Hiobowa wieść Kostka
Ostatnio naszło mnie na przeglądanie wszelkich swoich zapisków z zeszłych lat. Tak więc dokładnie przekartkowałam swoje pamiętniki a także przejrzałam blog. Po tym wszystkim łezka mi się w oku zakręciła i postanowiłam, że od czasu do czasu wypada „walnąć” notkę, która nie jest związana ze światkiem filmowym. Jest to nieco trudne, bo przy tematyce filmowej palce same uderzają mi w klawisze, przy tematyce obyczajowej tak dobrze nie ma… ale czasem trzeba podjąć wyzwanie, prawda? (Prawda)

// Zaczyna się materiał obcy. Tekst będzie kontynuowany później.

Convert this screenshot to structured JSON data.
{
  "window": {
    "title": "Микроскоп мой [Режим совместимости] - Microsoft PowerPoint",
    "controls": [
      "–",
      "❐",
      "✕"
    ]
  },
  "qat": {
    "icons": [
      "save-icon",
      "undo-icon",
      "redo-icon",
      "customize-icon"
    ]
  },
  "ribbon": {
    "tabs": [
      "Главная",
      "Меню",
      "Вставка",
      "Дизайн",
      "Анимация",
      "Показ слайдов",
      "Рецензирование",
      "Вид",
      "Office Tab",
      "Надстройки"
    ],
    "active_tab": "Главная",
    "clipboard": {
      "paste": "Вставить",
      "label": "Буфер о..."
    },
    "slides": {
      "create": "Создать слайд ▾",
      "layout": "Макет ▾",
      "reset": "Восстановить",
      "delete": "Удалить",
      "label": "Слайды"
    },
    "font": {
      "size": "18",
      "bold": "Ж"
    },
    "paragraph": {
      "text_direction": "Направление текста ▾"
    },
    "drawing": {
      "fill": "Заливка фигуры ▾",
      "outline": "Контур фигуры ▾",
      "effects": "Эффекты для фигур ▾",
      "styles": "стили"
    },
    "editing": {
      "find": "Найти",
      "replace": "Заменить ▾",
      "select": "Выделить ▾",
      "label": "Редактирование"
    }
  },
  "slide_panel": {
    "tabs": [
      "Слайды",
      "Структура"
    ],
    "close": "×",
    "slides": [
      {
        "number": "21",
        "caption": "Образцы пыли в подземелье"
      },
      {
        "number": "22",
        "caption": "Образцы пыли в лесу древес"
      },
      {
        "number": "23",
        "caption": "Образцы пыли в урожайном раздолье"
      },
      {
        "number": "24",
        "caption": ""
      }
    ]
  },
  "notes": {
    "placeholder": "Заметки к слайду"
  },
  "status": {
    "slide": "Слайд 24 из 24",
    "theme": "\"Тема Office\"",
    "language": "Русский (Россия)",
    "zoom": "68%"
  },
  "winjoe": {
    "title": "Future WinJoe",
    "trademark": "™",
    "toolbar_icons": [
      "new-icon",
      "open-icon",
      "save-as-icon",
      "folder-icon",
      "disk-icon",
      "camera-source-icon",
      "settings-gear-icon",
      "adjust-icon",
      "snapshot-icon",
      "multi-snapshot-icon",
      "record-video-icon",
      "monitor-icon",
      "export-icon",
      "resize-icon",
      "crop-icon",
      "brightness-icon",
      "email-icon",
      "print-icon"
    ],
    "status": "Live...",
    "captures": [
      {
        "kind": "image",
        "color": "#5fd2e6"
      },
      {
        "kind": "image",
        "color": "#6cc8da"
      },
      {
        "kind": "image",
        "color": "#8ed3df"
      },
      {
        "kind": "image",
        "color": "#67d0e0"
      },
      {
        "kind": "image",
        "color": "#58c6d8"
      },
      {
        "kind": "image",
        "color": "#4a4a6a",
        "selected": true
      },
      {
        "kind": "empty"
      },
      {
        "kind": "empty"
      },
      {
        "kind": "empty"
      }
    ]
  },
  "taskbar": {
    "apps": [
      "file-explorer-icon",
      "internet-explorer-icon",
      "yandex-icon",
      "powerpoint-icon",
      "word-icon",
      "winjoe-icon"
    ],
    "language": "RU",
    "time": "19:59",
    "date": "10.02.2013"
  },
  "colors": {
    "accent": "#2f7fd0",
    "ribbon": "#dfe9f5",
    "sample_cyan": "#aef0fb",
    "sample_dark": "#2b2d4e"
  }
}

Zima trwa w najlepsze i dziś dowiedziałam się od Kostka, która natomiast dowiedziała się z TV, że świstak z Dnia Świstaka zwiał do norki, co oznacza, że zima jeszcze trochę potrwa. Buuuuu. Mój dziadek pociesza wszystkich dookoła faktem, że po lutym jest już wiosna. Mam nadzieję, że ma rację. Boże daj nam wiosnę! Amen.
Ostatnio zachorowałam na zapalenie oskrzeli i musiałam brać antybiotyki. Właśnie przez lekarstwa nie mogłam pić na wsizowym zjeździe i, szczerze pisząc, trochę cierpiałam z tego powodu. Jednak potem miałam dziwną satysfakcję, że potrafiłam sobie odmówić. Ach, jednak jestem asertywna! :D
Mama chce obejrzeć Gotowe na wszystko, także zapisek dobiega końca. Następna notatka powróci do tematów filmowych, sorry Winnetou!